Got a great gift from a friend Justin. Were given some corals and sexy shrimps. Decided to setup a new pico coral tank straight away.




*Some corals and sexy shrimps*

----------


## Whitechicks7

Nice corals bro!

----------


## Xmant

Thank you.

----------


## Xmant

Finally, the corals and sexy shrimps are in the tank. :Very Happy: 





Looking forward to see the purple coral open.

----------


## situs-sk2

look nice, any chiller required

----------


## tjy

From the pic, it looks like you have a lot of tanks!

----------


## cdckjn

small tank like this, no need for chiller but need regular water change - in this case 10% every 2 weeks, I guess as there is very little bio-load.

----------


## dabaixiang

Sexy shrimps  :Wink: 

Sent from my SM-N9005 using Tapatalk

----------


## mistic

hm... marine tank required chiller / sump tank?

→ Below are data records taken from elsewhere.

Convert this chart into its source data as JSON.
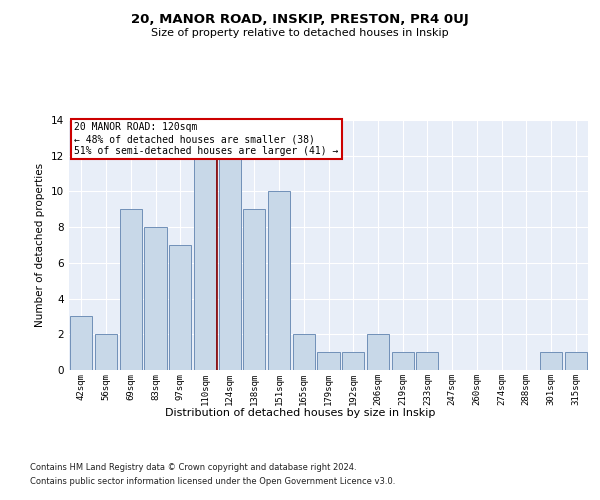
{
  "title": "20, MANOR ROAD, INSKIP, PRESTON, PR4 0UJ",
  "subtitle": "Size of property relative to detached houses in Inskip",
  "xlabel": "Distribution of detached houses by size in Inskip",
  "ylabel": "Number of detached properties",
  "footnote1": "Contains HM Land Registry data © Crown copyright and database right 2024.",
  "footnote2": "Contains public sector information licensed under the Open Government Licence v3.0.",
  "categories": [
    "42sqm",
    "56sqm",
    "69sqm",
    "83sqm",
    "97sqm",
    "110sqm",
    "124sqm",
    "138sqm",
    "151sqm",
    "165sqm",
    "179sqm",
    "192sqm",
    "206sqm",
    "219sqm",
    "233sqm",
    "247sqm",
    "260sqm",
    "274sqm",
    "288sqm",
    "301sqm",
    "315sqm"
  ],
  "values": [
    3,
    2,
    9,
    8,
    7,
    12,
    12,
    9,
    10,
    2,
    1,
    1,
    2,
    1,
    1,
    0,
    0,
    0,
    0,
    1,
    1
  ],
  "bar_color": "#c8d8e8",
  "bar_edge_color": "#7090b8",
  "highlight_index": 5,
  "highlight_line_color": "#8b0000",
  "ylim": [
    0,
    14
  ],
  "yticks": [
    0,
    2,
    4,
    6,
    8,
    10,
    12,
    14
  ],
  "bg_color": "#e8eef8",
  "annotation_text": "20 MANOR ROAD: 120sqm\n← 48% of detached houses are smaller (38)\n51% of semi-detached houses are larger (41) →",
  "annotation_box_edge": "#cc0000",
  "fig_bg_color": "#ffffff"
}
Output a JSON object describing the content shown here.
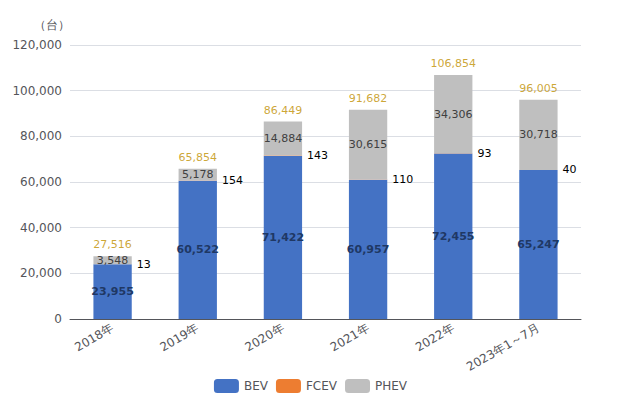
{
  "chart_data": {
    "type": "bar",
    "stacked": true,
    "ylabel": "（台）",
    "categories": [
      "2018年",
      "2019年",
      "2020年",
      "2021年",
      "2022年",
      "2023年1～7月"
    ],
    "series": [
      {
        "name": "BEV",
        "color": "#4472c4",
        "values": [
          23955,
          60522,
          71422,
          60957,
          72455,
          65247
        ],
        "value_labels": [
          "23,955",
          "60,522",
          "71,422",
          "60,957",
          "72,455",
          "65,247"
        ]
      },
      {
        "name": "FCEV",
        "color": "#ed7d31",
        "values": [
          13,
          154,
          143,
          110,
          93,
          40
        ]
      },
      {
        "name": "PHEV",
        "color": "#bfbfbf",
        "values": [
          3548,
          5178,
          14884,
          30615,
          34306,
          30718
        ],
        "value_labels": [
          "3,548",
          "5,178",
          "14,884",
          "30,615",
          "34,306",
          "30,718"
        ]
      }
    ],
    "totals": {
      "values": [
        27516,
        65854,
        86449,
        91682,
        106854,
        96005
      ],
      "value_labels": [
        "27,516",
        "65,854",
        "86,449",
        "91,682",
        "106,854",
        "96,005"
      ],
      "color": "#bf8f00"
    },
    "ylim": [
      0,
      120000
    ],
    "yticks": [
      0,
      {
        "value": 20000,
        "label": "20,000"
      },
      {
        "value": 40000,
        "label": "40,000"
      },
      {
        "value": 60000,
        "label": "60,000"
      },
      {
        "value": 80000,
        "label": "80,000"
      },
      {
        "value": 100000,
        "label": "100,000"
      },
      {
        "value": 120000,
        "label": "120,000"
      }
    ],
    "data_labels": true,
    "grid": true,
    "legend": "bottom"
  }
}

Got a 2ft tank w goldfish... planning to decom it and go for marine tank instead... 

please advice..

----------


## welly

Very nice corals but still can improve in scaping the tank

----------


## cbr_400_cbr

Will coral die if I don't use a chiller? Newbie

----------


## BFG

Depend on type of corals. Find out where they came from at the lfs.

----------


## Ralph

The marine fishes generally don't need chiller but if you are serious about the corals, you will need a chiller as most of them need temperature range about 25-27 degrees to grow well. an alternative to using chiller, is to use a fan to cool the water but this results in higher evaporation, so you need to top up with RO/DI or distilled water more often.




> Will coral die if I don't use a chiller? Newbie

----------